The technical details matter less than the trajectory. Quantum error correction remains the major bottleneck, but it's an engineering challenge, not a physics impossibility. The question isn't whether quantum computers will break current encryption, but when.
The New Mathematics of Security
NIST's three new standards—ML-KEM, ML-DSA, and SLH-DSA—rest on different mathematical foundations than RSA or elliptic curves. They're based on problems involving lattices and hash functions that appear resistant to both classical and quantum attacks.
The "appear" matters. Cryptography has a history of seemingly unbreakable systems falling to unexpected attacks. NIST selected these algorithms after extensive public review, but they're also keeping two additional sets of backup algorithms in evaluation. The agency knows it might be wrong.
Dustin Moody, a NIST mathematician, urged organizations to "start integrating [new standards] into their systems immediately." The transition won't be quick or cheap. Every system that currently uses RSA or elliptic curve cryptography—which is essentially everything that communicates securely on the internet—needs updating.
That includes HTTPS web traffic, digital signatures, email, VPNs, blockchain transactions, software updates, and authentication systems.

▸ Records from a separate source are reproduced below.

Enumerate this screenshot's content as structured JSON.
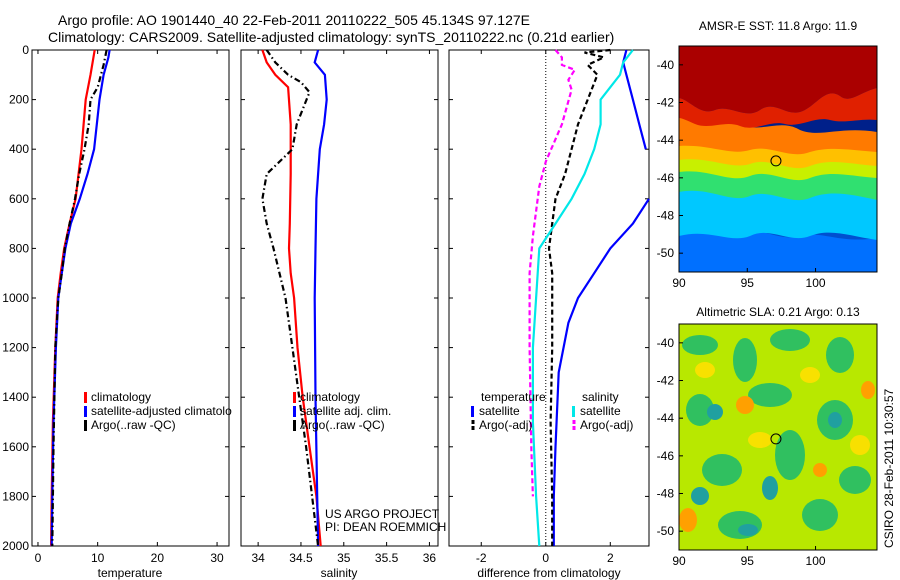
{
  "header": {
    "line1": "Argo profile: AO 1901440_40 22-Feb-2011 20110222_505 45.134S 97.127E",
    "line2": "Climatology: CARS2009. Satellite-adjusted climatology: synTS_20110222.nc (0.21d earlier)"
  },
  "side_label": "CSIRO 28-Feb-2011 10:30:57",
  "project_label": [
    "US ARGO PROJECT",
    "PI: DEAN ROEMMICH"
  ],
  "colors": {
    "red": "#ff0000",
    "blue": "#0000ff",
    "black": "#000000",
    "cyan": "#00e8e8",
    "magenta": "#ff00ff"
  },
  "chart_data": [
    {
      "type": "line",
      "xlabel": "temperature",
      "xlim": [
        -1,
        32
      ],
      "ylim": [
        2000,
        0
      ],
      "xticks": [
        0,
        10,
        20,
        30
      ],
      "yticks": [
        0,
        200,
        400,
        600,
        800,
        1000,
        1200,
        1400,
        1600,
        1800,
        2000
      ],
      "legend": [
        {
          "label": "climatology",
          "color": "#ff0000"
        },
        {
          "label": "satellite-adjusted climatolo",
          "color": "#0000ff"
        },
        {
          "label": "Argo(..raw -QC)",
          "color": "#000000"
        }
      ],
      "series": [
        {
          "name": "climatology",
          "color": "#ff0000",
          "dash": "",
          "x": [
            9.5,
            8.8,
            8.0,
            7.3,
            6.3,
            5.3,
            4.4,
            3.8,
            3.3,
            2.9,
            2.5,
            2.3,
            2.2
          ],
          "y": [
            0,
            100,
            200,
            400,
            600,
            700,
            800,
            900,
            1000,
            1200,
            1500,
            1800,
            2000
          ]
        },
        {
          "name": "satellite-adjusted climatology",
          "color": "#0000ff",
          "dash": "",
          "x": [
            12.0,
            11.8,
            11.0,
            10.3,
            9.4,
            8.3,
            7.0,
            5.5,
            4.6,
            4.0,
            3.4,
            3.0,
            2.6,
            2.4,
            2.3
          ],
          "y": [
            0,
            30,
            100,
            200,
            400,
            500,
            600,
            700,
            800,
            900,
            1000,
            1200,
            1500,
            1800,
            2000
          ]
        },
        {
          "name": "Argo(..raw -QC)",
          "color": "#000000",
          "dash": "6,3,1.5,3",
          "x": [
            11.5,
            11.0,
            10.0,
            8.8,
            8.5,
            7.8,
            6.9,
            6.2,
            5.3,
            4.5,
            4.0,
            3.4,
            2.9,
            2.6,
            2.4
          ],
          "y": [
            0,
            60,
            150,
            200,
            300,
            400,
            500,
            600,
            700,
            800,
            900,
            1000,
            1200,
            1600,
            2000
          ]
        }
      ]
    },
    {
      "type": "line",
      "xlabel": "salinity",
      "xlim": [
        33.8,
        36.1
      ],
      "ylim": [
        2000,
        0
      ],
      "xticks": [
        34,
        34.5,
        35,
        35.5,
        36
      ],
      "yticks": [
        0,
        200,
        400,
        600,
        800,
        1000,
        1200,
        1400,
        1600,
        1800,
        2000
      ],
      "legend": [
        {
          "label": "climatology",
          "color": "#ff0000"
        },
        {
          "label": "satellite adj. clim.",
          "color": "#0000ff"
        },
        {
          "label": "Argo(..raw -QC)",
          "color": "#000000"
        }
      ],
      "series": [
        {
          "name": "climatology",
          "color": "#ff0000",
          "dash": "",
          "x": [
            34.05,
            34.1,
            34.2,
            34.35,
            34.38,
            34.38,
            34.37,
            34.36,
            34.38,
            34.42,
            34.46,
            34.52,
            34.6,
            34.68,
            34.73
          ],
          "y": [
            0,
            50,
            100,
            150,
            300,
            500,
            700,
            800,
            900,
            1000,
            1200,
            1400,
            1600,
            1800,
            2000
          ]
        },
        {
          "name": "satellite adj. clim.",
          "color": "#0000ff",
          "dash": "",
          "x": [
            34.7,
            34.66,
            34.78,
            34.8,
            34.77,
            34.72,
            34.7,
            34.68,
            34.67,
            34.66,
            34.67,
            34.69,
            34.7
          ],
          "y": [
            0,
            50,
            100,
            200,
            300,
            400,
            500,
            600,
            800,
            1000,
            1400,
            1800,
            2000
          ]
        },
        {
          "name": "Argo(..raw -QC)",
          "color": "#000000",
          "dash": "6,3,1.5,3",
          "x": [
            34.1,
            34.2,
            34.35,
            34.5,
            34.6,
            34.45,
            34.4,
            34.1,
            34.05,
            34.1,
            34.18,
            34.25,
            34.32,
            34.4,
            34.48,
            34.56,
            34.63,
            34.7
          ],
          "y": [
            0,
            50,
            100,
            130,
            170,
            300,
            400,
            500,
            600,
            700,
            800,
            900,
            1000,
            1200,
            1400,
            1600,
            1800,
            2000
          ]
        }
      ]
    },
    {
      "type": "line",
      "xlabel": "difference from climatology",
      "xlim": [
        -3,
        3.2
      ],
      "ylim": [
        2000,
        0
      ],
      "xticks": [
        -2,
        0,
        2
      ],
      "yticks": [
        0,
        200,
        400,
        600,
        800,
        1000,
        1200,
        1400,
        1600,
        1800,
        2000
      ],
      "legend_groups": [
        {
          "title": "temperature",
          "items": [
            {
              "label": "satellite",
              "color": "#0000ff",
              "dash": ""
            },
            {
              "label": "Argo(-adj)",
              "color": "#000000",
              "dash": "5,3"
            }
          ]
        },
        {
          "title": "salinity",
          "items": [
            {
              "label": "satellite",
              "color": "#00e8e8",
              "dash": ""
            },
            {
              "label": "Argo(-adj)",
              "color": "#ff00ff",
              "dash": "5,3"
            }
          ]
        }
      ],
      "series": [
        {
          "name": "temperature satellite",
          "color": "#0000ff",
          "dash": "",
          "x": [
            2.5,
            2.4,
            2.5,
            2.7,
            2.9,
            3.1
          ],
          "y": [
            0,
            50,
            100,
            200,
            300,
            400
          ]
        },
        {
          "name": "temperature satellite (deep)",
          "color": "#0000ff",
          "dash": "",
          "x": [
            3.2,
            2.7,
            2.0,
            1.5,
            1.0,
            0.7,
            0.4,
            0.3,
            0.25,
            0.25
          ],
          "y": [
            600,
            700,
            800,
            900,
            1000,
            1100,
            1300,
            1600,
            1800,
            2000
          ]
        },
        {
          "name": "temperature Argo(-adj)",
          "color": "#000000",
          "dash": "5,3",
          "x": [
            2.0,
            1.2,
            1.8,
            1.3,
            1.6,
            1.3,
            1.0,
            0.6,
            0.3,
            0.2,
            0.1,
            0.2,
            0.2,
            0.15,
            0.2,
            0.2
          ],
          "y": [
            0,
            10,
            30,
            60,
            100,
            200,
            300,
            500,
            600,
            700,
            800,
            900,
            1200,
            1500,
            1800,
            2000
          ]
        },
        {
          "name": "salinity satellite",
          "color": "#00e8e8",
          "dash": "",
          "x": [
            2.7,
            2.4,
            2.3,
            2.0,
            1.7,
            1.7,
            1.5,
            1.2,
            0.8,
            0.3,
            -0.2,
            -0.3,
            -0.4,
            -0.4,
            -0.3,
            -0.2
          ],
          "y": [
            0,
            50,
            100,
            150,
            200,
            300,
            400,
            500,
            600,
            700,
            800,
            1000,
            1200,
            1500,
            1800,
            2000
          ]
        },
        {
          "name": "salinity Argo(-adj)",
          "color": "#ff00ff",
          "dash": "5,3",
          "x": [
            0.3,
            0.5,
            0.5,
            0.9,
            0.7,
            0.8,
            0.5,
            0.0,
            -0.2,
            -0.3,
            -0.4,
            -0.5,
            -0.5,
            -0.45,
            -0.4
          ],
          "y": [
            0,
            30,
            60,
            80,
            120,
            160,
            300,
            450,
            550,
            650,
            750,
            900,
            1200,
            1600,
            1800
          ]
        }
      ]
    }
  ],
  "maps": [
    {
      "title": "AMSR-E SST: 11.8 Argo: 11.9",
      "xlim": [
        90,
        104.5
      ],
      "ylim": [
        -51,
        -39
      ],
      "xticks": [
        90,
        95,
        100
      ],
      "yticks": [
        -40,
        -42,
        -44,
        -46,
        -48,
        -50
      ],
      "marker": {
        "lon": 97.1,
        "lat": -45.1
      }
    },
    {
      "title": "Altimetric SLA: 0.21 Argo: 0.13",
      "xlim": [
        90,
        104.5
      ],
      "ylim": [
        -51,
        -39
      ],
      "xticks": [
        90,
        95,
        100
      ],
      "yticks": [
        -40,
        -42,
        -44,
        -46,
        -48,
        -50
      ],
      "marker": {
        "lon": 97.1,
        "lat": -45.1
      }
    }
  ]
}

Financial services, healthcare, government infrastructure, and national security systems all depend on encryption that quantum computers will eventually break.
The scope explains why President Biden issued National Security Memorandum 10 in May 2022, setting a goal to mitigate quantum risk by 2035. Even with a firm deadline and government mandate, the timeline stretches over a decade.
No Secret Weapons
One silver lining: we'll probably see it coming. Despite concerns about secret quantum breakthroughs, experts consider it extremely unlikely any organization will develop a cryptographically relevant quantum computer in secrecy. The commercial competition, supply chain requirements, and specialized workforce needed make stealth development nearly impossible.
When Google achieved quantum supremacy, a NASA employee accidentally posted the draft article a month early. The leak illustrates how difficult keeping quantum breakthroughs secret has become in an era of global collaboration and competition.
The National Security Agency stated that "the impact of adversarial use of a quantum computer could be devastating to National Security Systems and our nation." Coming from an agency not known for public alarm, the warning carries weight.
The Awkward Decade Ahead
We're entering a strange period where old encryption is doomed but still functional, and new encryption is available but not widely deployed. Organizations face a choice: spend resources now to protect against a threat that might materialize in five years, or wait and risk having their current communications decrypted retroactively.
For most data, the calculation is simple. Credit card numbers are useless after they expire. But state secrets, medical records, intellectual property, and personal communications have longer shelf lives. The data being encrypted today could still matter in 2035.
The transition to post-quantum cryptography will be long, complicated, and expensive. But it's already begun. The encryption standards designed to last decades are being replaced by standards designed to survive quantum computers that don't quite exist yet. It's a rare moment when we can see the technological cliff ahead and actually have time to change course before driving over it.